Here are some interesting facts you can share with your dinner guests tonight:
1. 91% of Americans eat Turkey on Thanksgiving.
2. The turkey we consume today is nothing like the turkey Americans ate 100 or 200 years ago. It has been bred for an extra large breast, just like its chicken cousin. In fact, the turkey’s body is so warped it cannot walk very well, nor can a turkey couple consumate their love in a natural manner – breeding is aided with technology.
3. There is a resurgence in heritage turkeys in the last few years, with some birds fetching prices of $100 or more for a 13 pounder.
4. Real turkeys can fly, but not the ones commercially grown.
5. The name “turkey” comes from the country of Turkey. A few hundreds of years ago, merchants from the Ottoman empire (headquartered in Turkey) brought fowl from Madagascar and traded it with the rest of Europe. Eventually the “Turkey Fowl” found its way to the new world, where it was bred with native wild fowl for consumption. The name “turkey fowl” was shortened to “turkey”.
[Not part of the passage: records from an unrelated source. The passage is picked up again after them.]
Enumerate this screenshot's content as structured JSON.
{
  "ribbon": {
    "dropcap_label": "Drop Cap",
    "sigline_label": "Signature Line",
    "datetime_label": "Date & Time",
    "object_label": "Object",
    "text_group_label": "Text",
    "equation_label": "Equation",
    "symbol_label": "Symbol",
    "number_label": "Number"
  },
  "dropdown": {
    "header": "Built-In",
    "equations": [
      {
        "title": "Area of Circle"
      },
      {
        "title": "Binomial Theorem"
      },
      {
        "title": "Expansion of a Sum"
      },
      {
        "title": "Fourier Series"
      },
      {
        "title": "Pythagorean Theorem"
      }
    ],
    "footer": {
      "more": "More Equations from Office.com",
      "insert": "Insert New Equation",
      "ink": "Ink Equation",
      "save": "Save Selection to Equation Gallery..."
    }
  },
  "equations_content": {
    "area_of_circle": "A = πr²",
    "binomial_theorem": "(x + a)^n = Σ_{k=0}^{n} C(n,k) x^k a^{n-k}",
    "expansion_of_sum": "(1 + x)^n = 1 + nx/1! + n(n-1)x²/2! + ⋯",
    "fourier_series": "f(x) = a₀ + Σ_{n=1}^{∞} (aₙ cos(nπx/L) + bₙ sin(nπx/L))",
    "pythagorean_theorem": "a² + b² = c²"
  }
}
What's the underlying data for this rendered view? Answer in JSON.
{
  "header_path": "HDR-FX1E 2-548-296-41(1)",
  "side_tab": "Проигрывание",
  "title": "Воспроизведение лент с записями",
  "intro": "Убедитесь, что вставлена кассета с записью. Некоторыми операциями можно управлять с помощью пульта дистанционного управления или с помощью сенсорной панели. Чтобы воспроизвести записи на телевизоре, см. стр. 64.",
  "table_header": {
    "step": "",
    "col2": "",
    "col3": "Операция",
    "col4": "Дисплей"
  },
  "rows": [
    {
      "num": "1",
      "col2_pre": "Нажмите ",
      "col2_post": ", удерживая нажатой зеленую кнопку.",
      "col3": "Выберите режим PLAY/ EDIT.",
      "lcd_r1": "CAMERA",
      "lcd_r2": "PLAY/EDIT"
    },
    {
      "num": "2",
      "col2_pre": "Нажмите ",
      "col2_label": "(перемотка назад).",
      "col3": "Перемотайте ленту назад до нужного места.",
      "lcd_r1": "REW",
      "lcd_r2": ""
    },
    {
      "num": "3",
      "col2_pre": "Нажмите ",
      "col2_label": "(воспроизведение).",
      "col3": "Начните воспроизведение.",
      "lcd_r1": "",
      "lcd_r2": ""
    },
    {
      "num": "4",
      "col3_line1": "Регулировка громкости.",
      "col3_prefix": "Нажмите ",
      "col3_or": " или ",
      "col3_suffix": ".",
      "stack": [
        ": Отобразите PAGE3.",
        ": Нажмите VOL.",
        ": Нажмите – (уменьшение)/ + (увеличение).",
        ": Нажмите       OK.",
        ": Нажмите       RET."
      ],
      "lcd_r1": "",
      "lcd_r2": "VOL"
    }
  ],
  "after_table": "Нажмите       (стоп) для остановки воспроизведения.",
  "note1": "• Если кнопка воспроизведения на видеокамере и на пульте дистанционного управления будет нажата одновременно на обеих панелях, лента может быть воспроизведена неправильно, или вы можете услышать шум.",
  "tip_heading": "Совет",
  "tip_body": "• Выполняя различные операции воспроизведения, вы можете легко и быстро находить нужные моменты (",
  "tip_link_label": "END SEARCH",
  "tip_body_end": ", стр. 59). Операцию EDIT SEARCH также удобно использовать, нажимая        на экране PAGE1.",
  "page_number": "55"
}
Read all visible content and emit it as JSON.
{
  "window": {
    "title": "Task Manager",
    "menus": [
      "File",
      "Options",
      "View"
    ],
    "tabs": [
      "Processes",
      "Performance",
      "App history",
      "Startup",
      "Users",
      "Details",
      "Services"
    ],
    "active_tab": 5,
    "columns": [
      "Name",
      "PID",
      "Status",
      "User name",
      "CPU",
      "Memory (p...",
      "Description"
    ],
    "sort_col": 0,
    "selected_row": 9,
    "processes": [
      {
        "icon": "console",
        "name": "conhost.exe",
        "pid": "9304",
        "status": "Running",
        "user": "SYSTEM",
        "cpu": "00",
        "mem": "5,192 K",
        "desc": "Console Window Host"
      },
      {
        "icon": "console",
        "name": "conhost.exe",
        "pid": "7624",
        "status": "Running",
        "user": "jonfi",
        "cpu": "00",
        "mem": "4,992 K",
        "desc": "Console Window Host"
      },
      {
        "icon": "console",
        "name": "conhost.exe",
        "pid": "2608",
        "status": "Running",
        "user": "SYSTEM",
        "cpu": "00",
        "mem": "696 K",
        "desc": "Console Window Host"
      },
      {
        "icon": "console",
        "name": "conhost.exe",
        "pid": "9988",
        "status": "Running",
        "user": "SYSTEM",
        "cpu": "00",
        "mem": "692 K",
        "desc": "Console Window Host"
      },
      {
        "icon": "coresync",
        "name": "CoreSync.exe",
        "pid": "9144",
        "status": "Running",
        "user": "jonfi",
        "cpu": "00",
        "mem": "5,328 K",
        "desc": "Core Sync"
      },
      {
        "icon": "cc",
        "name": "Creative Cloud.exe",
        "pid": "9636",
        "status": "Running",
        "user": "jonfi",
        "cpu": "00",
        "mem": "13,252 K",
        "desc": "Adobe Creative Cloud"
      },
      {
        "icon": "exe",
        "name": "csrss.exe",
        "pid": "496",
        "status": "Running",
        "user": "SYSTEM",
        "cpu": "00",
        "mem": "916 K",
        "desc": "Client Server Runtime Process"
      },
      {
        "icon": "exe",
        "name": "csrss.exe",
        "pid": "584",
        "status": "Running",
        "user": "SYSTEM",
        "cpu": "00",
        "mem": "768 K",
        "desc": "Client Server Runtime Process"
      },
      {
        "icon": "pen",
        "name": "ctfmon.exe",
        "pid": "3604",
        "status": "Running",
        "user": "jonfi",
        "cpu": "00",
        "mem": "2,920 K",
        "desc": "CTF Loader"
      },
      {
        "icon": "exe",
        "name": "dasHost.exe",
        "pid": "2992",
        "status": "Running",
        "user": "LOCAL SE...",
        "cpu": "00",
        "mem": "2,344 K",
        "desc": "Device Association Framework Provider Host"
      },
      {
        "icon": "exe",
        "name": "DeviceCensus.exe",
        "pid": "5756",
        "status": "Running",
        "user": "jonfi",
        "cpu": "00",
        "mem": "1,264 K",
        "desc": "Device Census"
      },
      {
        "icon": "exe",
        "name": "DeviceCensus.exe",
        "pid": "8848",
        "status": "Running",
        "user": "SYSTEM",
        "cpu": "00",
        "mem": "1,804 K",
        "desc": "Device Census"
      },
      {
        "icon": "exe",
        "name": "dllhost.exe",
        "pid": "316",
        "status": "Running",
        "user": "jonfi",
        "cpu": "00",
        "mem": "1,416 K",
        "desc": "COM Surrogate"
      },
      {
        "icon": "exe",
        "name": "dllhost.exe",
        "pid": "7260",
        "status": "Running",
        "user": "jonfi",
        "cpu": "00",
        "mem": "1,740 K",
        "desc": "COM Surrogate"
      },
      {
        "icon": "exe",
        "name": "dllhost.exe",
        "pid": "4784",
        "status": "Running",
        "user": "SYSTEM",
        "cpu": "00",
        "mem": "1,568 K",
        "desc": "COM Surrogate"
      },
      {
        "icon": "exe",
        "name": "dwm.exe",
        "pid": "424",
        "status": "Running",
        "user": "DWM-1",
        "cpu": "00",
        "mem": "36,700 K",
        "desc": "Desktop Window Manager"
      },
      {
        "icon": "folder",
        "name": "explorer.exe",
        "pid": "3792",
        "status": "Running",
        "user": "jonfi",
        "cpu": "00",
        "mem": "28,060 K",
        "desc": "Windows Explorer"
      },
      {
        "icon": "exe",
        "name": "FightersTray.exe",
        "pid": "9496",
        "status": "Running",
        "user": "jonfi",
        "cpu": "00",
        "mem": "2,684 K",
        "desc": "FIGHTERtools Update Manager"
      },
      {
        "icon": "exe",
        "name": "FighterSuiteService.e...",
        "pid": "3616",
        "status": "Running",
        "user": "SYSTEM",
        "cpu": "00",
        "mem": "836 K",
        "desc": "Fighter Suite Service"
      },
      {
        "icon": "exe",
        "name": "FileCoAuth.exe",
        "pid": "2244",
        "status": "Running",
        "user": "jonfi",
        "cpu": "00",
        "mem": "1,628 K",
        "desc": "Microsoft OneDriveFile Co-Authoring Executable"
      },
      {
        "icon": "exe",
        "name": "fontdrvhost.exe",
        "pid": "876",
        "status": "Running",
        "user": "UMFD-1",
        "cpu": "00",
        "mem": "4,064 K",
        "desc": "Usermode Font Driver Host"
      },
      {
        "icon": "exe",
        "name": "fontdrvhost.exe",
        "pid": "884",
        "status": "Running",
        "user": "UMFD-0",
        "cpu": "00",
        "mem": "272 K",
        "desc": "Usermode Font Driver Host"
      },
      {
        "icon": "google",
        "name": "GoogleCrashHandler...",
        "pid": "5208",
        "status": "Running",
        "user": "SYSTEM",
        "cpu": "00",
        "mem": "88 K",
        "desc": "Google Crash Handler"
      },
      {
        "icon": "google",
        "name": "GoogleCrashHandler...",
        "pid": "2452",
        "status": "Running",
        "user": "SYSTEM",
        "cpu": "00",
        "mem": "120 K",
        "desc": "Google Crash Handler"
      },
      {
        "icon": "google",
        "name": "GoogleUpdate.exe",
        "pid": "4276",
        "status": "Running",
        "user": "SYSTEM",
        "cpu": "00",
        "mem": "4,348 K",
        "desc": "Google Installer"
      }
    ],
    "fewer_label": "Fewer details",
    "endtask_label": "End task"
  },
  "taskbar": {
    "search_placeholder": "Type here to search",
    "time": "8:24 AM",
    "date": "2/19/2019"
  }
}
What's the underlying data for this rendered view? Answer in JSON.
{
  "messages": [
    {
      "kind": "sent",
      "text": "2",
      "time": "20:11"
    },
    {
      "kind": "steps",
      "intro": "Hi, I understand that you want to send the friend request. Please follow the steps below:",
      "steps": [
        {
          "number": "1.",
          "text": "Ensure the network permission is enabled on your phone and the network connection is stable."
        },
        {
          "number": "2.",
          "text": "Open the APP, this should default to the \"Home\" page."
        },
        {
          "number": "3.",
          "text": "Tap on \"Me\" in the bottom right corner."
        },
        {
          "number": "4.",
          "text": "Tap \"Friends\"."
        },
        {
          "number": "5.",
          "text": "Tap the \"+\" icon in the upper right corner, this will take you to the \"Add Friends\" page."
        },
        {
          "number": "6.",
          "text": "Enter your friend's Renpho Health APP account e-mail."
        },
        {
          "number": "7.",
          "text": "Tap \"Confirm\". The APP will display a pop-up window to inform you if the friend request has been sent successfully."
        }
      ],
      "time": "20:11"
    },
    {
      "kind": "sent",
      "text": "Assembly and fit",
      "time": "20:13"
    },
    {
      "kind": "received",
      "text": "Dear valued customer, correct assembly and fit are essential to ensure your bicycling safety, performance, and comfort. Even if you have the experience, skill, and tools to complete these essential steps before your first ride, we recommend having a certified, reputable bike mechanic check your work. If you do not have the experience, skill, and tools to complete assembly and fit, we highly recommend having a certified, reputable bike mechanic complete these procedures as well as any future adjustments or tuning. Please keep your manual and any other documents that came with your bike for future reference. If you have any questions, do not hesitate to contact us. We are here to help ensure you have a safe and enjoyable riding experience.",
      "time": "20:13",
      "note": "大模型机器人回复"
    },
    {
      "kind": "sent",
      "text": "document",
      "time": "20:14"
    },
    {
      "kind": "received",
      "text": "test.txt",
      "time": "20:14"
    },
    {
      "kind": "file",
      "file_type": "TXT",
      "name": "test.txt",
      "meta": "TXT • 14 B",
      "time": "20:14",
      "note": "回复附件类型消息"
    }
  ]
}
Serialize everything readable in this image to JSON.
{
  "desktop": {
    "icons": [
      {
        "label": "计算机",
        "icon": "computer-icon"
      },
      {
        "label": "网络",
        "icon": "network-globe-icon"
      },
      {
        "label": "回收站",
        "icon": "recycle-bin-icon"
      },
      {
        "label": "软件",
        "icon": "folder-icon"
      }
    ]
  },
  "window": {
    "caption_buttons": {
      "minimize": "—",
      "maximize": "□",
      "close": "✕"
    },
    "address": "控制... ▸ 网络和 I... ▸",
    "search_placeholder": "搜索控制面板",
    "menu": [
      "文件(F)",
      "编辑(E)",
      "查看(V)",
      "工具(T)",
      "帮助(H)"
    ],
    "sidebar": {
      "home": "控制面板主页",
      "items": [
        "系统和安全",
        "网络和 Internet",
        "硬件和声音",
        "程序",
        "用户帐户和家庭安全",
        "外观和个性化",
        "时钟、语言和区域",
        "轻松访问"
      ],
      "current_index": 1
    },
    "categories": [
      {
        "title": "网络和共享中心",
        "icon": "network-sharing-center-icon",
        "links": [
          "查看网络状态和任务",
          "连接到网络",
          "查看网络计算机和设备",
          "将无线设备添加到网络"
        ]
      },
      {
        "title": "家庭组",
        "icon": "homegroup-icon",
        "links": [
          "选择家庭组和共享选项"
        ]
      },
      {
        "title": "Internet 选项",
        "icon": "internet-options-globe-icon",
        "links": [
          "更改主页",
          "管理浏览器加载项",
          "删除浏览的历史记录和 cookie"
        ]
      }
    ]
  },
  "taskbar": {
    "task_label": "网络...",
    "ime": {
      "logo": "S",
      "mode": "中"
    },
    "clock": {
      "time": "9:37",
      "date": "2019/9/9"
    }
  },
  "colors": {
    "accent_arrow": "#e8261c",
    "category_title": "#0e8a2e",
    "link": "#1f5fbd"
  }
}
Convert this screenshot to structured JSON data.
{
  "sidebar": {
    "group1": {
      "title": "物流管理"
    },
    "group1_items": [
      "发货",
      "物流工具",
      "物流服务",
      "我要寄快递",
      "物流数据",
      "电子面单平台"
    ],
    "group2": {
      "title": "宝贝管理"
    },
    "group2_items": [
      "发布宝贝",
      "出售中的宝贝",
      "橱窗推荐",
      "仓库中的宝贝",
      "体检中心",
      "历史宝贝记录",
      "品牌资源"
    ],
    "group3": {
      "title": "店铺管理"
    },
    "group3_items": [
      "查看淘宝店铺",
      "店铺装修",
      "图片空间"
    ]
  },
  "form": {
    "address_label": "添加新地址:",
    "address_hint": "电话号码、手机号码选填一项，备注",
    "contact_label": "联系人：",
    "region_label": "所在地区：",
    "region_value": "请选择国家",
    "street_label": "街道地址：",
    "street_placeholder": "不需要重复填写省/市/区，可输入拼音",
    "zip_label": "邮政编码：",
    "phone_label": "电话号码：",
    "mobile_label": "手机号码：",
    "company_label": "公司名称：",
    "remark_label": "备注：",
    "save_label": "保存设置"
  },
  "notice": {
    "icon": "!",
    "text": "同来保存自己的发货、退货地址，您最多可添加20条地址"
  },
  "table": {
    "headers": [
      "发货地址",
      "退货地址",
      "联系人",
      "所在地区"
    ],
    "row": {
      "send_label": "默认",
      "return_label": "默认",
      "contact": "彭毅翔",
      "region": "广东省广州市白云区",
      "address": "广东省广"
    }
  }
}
6. If Ben Franklin would have had his way, the turkey would be our national bird, not the eagle. Thomas Jefferson said No, and ever since, a male turkey is also known as a “Tom”.
7. The original Thanksgiving feasts celebrated by the Pilgrims did NOT include turkey. They did most likely eat: wild game, berries, acorns, squash, fish, maple syrup, and cranberries.
8. The average turkey weighs 15 pounds, but the largest one clocked in at over 80 lbs!
9. Turkeys can die of heart attacks. How do we know. In the 1950′s when the Air Force test flights started breaking the sound barrier, nearby turkeys dropped dead. Turns out they were scared to death…
10. The presidential turkey pardon, in which 2 lucky birds’ lives are ceremonially spared by the US president, is a tradition that started with president Harry Truman.